Электронная библиотека книг » Нина Соболева » Год рождения тысяча девятьсот двадцать третий » Текст книги (страница 8)
Год рождения тысяча девятьсот двадцать третий
  • Текст добавлен: 15 октября 2016, 01:25

Текст книги "Год рождения тысяча девятьсот двадцать третий"


Автор книги: Нина Соболева



сообщить о нарушении

Текущая страница: 8 (всего у книги 30 страниц) [доступный отрывок для чтения: 11 страниц]

У нас дома, как и у всех, окна закрыты светомаскировкой – бумажными шторами, а сверху – байковыми одеялами, чтоб не оставалось щелей. Убирать эту маскировку на день трудно, поэтому только отгибаем угол, и днем в комнате полумрак. Вечерами включаем лишь настольную лампу, а как тревога – тушим везде свет, чтоб не нарушить маскировку, если вылетят стекла.

Хотя и устаю здорово, вечерами прихватываю два-три часа от сна и работаю с жильцами нашего дома: сгружали песок с трамвайных платформ, насыпали его в мешки. Мешками закладывают витрины магазинов, памятники. Рыли щели в соседнем сквере и в Польском саду (там стоят зенитные орудия и во время тревог они грохают так, что стекла звенят).

Когда начинают выть сирены, все должны спуститься в убежище (оборудовали в подвале).

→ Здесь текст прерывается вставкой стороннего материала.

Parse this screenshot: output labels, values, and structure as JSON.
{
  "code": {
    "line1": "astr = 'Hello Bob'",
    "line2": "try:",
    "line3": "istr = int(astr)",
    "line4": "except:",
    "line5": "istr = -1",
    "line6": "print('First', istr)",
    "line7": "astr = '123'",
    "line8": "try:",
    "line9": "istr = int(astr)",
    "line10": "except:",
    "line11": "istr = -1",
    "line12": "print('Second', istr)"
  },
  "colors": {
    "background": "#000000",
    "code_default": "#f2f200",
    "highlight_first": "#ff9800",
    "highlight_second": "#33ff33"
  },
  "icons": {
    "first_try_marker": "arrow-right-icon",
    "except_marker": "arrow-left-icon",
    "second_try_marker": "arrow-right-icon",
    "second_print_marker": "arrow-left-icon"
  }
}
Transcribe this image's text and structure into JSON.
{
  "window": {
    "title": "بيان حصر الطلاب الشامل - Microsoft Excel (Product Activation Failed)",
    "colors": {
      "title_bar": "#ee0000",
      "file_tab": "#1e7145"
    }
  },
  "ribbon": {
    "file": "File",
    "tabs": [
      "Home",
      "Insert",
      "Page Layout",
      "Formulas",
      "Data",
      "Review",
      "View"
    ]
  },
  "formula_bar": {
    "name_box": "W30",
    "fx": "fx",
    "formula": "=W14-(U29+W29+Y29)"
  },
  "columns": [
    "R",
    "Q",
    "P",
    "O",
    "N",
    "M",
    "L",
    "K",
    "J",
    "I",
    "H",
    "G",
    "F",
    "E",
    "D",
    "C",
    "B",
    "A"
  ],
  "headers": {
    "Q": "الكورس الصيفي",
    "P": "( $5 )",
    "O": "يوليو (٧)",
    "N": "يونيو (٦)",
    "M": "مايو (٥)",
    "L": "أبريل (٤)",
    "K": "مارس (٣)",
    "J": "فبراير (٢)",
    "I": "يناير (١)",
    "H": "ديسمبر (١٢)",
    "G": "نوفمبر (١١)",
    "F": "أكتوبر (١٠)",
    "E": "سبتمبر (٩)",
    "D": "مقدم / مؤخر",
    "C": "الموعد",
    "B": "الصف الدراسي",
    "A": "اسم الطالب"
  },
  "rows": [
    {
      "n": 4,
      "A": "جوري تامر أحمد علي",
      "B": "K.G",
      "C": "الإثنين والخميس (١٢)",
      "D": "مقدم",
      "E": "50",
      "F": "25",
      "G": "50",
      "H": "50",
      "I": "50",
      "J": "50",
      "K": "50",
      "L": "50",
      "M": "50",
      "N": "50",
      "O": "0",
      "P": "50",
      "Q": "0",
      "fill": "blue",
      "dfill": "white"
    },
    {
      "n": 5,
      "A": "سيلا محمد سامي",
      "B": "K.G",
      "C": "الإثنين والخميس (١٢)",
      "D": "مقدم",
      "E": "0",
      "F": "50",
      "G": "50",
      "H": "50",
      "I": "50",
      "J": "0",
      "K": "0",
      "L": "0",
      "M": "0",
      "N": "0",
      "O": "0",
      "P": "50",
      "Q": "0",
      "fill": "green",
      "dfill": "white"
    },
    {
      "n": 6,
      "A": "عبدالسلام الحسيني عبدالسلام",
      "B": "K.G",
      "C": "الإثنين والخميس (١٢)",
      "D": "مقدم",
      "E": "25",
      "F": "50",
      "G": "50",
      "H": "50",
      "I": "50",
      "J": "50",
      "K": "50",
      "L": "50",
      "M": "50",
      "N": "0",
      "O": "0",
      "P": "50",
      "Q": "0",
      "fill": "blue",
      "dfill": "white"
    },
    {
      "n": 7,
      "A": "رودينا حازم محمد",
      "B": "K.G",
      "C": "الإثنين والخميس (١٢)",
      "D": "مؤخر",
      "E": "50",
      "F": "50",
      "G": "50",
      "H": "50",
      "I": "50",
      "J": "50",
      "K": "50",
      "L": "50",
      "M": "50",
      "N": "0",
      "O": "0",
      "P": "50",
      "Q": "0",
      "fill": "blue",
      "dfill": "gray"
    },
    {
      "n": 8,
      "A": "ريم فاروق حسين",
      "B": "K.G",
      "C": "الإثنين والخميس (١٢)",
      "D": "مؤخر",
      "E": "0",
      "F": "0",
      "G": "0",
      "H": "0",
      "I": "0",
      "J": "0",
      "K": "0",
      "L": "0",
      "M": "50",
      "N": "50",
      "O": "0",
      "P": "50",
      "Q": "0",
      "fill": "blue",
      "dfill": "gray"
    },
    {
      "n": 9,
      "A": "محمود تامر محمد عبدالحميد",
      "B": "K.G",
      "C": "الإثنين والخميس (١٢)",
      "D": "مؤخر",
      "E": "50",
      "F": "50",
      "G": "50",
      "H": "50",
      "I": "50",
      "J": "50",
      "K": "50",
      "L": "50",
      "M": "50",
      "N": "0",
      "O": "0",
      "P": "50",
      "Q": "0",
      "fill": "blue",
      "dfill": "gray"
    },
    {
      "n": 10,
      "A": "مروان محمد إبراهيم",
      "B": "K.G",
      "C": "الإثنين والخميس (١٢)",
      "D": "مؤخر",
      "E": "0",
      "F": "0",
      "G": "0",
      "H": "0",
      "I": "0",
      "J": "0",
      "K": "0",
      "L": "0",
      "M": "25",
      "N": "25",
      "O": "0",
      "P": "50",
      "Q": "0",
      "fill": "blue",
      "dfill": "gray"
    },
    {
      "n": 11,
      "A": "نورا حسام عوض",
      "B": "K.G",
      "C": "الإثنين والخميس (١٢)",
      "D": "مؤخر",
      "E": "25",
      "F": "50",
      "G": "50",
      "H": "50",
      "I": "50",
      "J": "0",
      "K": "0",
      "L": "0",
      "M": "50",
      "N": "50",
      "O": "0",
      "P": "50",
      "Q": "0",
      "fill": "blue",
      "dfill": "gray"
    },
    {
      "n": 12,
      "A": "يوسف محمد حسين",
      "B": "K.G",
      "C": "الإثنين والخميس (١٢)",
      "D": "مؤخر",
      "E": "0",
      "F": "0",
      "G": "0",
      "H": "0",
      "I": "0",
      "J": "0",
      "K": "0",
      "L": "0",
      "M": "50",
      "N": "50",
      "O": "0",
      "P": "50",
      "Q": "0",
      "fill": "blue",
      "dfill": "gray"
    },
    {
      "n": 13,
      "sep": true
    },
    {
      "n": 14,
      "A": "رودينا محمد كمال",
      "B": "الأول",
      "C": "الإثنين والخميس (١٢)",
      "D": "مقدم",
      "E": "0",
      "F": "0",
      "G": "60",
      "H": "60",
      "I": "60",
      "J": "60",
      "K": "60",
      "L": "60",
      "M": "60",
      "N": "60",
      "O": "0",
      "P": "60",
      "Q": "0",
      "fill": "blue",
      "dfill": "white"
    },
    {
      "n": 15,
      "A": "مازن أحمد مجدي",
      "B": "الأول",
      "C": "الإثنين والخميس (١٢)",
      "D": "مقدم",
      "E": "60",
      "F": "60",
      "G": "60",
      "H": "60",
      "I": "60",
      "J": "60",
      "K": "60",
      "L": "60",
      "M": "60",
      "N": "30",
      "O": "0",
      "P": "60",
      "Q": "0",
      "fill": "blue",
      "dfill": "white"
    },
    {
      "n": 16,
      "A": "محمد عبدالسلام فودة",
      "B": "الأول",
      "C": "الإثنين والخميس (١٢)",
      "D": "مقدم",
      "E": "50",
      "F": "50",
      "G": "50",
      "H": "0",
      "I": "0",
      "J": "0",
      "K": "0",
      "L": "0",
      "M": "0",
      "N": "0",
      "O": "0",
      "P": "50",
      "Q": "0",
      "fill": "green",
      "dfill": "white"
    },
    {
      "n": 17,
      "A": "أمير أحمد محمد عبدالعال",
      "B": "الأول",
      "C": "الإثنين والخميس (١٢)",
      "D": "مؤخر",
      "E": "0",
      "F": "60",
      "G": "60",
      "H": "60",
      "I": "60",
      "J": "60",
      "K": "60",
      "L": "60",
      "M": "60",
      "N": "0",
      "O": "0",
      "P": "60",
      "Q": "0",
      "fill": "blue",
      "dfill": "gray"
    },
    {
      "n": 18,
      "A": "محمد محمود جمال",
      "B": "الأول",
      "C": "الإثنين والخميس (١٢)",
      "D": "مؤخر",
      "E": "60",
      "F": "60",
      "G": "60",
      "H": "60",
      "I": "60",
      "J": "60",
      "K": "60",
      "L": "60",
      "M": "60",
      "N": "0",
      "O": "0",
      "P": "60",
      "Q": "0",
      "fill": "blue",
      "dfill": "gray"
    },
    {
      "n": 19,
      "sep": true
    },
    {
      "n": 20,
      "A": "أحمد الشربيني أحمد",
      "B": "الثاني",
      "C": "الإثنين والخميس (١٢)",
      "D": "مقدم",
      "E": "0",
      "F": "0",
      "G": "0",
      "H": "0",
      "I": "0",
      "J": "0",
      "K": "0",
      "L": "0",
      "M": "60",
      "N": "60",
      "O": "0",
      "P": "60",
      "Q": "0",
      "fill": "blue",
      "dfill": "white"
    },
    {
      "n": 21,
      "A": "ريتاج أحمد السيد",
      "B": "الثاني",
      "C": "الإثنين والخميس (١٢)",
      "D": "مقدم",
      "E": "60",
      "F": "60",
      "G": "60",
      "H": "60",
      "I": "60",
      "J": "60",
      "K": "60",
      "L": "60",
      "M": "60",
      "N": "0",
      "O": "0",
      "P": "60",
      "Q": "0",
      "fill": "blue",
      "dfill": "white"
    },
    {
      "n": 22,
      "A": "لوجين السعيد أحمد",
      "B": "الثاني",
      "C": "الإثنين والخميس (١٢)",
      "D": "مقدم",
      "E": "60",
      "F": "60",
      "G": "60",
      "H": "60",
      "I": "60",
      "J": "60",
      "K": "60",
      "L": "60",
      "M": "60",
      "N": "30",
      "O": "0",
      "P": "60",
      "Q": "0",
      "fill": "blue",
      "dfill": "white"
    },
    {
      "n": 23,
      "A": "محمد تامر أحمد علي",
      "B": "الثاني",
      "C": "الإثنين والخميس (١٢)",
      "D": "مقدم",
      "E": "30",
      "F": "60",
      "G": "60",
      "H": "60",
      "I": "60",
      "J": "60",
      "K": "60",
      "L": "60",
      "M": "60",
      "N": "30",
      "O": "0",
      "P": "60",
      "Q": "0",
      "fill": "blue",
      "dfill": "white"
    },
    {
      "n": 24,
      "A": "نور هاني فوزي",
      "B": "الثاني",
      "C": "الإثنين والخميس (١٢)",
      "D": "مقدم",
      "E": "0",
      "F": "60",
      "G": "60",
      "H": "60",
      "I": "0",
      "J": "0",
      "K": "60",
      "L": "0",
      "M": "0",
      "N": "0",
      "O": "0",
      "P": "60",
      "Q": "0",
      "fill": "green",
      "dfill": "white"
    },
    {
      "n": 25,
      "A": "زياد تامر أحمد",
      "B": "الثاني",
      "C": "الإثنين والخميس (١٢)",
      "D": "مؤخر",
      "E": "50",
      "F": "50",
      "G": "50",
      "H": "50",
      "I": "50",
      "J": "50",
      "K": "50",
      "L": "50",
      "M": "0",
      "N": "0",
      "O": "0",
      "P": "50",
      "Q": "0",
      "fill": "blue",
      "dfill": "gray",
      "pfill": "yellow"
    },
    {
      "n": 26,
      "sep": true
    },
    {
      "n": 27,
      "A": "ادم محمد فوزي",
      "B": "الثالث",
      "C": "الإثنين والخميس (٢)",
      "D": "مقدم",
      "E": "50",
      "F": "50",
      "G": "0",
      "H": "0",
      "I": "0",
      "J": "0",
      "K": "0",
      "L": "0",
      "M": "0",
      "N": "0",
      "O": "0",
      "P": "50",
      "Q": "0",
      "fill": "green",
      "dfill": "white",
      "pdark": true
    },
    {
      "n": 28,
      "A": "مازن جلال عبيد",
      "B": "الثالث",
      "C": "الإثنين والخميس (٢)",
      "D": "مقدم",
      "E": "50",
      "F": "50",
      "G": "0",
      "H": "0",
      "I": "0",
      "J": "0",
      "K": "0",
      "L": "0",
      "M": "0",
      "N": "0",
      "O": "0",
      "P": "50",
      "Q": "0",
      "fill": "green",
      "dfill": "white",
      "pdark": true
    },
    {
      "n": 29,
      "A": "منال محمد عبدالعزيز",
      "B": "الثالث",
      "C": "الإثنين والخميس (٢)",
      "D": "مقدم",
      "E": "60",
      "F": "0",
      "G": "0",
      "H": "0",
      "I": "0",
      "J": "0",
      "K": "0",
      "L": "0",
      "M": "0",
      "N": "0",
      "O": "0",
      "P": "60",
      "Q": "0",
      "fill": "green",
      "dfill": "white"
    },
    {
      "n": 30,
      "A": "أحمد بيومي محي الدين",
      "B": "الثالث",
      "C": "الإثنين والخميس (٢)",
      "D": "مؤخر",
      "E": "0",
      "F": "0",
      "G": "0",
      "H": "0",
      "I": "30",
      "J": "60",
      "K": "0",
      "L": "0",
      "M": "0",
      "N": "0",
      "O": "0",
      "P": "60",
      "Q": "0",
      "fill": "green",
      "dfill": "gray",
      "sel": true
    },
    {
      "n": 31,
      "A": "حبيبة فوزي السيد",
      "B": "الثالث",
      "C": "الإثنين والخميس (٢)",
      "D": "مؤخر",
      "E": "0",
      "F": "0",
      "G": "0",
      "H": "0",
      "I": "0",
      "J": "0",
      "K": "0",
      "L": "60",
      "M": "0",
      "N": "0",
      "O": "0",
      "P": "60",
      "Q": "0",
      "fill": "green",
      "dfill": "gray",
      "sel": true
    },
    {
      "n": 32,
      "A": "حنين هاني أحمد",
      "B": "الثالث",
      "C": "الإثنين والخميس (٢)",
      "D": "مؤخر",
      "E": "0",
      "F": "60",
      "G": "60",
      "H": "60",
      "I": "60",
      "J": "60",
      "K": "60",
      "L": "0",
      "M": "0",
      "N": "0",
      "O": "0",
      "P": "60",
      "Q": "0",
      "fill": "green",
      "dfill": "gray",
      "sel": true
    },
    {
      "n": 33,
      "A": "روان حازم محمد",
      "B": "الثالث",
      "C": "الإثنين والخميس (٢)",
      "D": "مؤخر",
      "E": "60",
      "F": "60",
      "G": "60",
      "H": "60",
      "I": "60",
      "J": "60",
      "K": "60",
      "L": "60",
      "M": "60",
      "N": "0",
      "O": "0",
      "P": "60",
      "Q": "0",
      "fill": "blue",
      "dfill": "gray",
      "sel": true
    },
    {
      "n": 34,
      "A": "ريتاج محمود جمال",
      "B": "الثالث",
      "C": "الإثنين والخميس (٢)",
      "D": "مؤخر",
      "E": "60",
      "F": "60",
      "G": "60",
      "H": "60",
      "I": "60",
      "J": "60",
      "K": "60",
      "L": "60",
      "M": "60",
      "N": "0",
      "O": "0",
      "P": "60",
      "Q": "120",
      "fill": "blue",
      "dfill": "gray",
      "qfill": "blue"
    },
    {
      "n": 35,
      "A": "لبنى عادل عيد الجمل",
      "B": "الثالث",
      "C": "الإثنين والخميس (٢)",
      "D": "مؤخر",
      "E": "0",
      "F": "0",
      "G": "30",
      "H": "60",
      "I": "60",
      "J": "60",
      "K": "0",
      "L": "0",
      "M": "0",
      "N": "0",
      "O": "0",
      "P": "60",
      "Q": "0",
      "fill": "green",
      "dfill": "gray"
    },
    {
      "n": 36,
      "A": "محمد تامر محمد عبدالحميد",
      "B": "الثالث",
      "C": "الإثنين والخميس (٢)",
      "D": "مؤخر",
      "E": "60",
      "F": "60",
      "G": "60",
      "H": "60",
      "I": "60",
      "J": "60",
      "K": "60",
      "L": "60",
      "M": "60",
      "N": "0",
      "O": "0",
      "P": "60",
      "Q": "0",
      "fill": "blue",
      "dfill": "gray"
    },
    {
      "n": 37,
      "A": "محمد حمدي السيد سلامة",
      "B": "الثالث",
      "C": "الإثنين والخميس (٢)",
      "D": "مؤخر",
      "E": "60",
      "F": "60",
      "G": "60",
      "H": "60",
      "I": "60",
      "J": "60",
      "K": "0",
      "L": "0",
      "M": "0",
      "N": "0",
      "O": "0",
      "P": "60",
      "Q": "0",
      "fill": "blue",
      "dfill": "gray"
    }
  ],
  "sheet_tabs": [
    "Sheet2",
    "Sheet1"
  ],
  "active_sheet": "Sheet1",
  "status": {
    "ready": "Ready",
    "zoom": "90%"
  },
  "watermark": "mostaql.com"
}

Мы с мамой и бабушкой бежим к тете Лене (она с трехлетним Валькой живет за углом, на первом этаже) или, если наше дежурство, поднимаемся на чердак и выходим на крышу – сбрасывать зажигалки, тушить пожар, если возникнет. С крыши весь город как на ладони. Луна яркая. Грохот зениток, рев самолетов, зеленые лучи прожекторов чертят по всему небу… Но вроде пока все атаки наши самолеты отбивают. Один раз видела, как в перекрест лучей поймали немецкий самолет и вели его в сторону Пулкова – там, говорят, и подбили.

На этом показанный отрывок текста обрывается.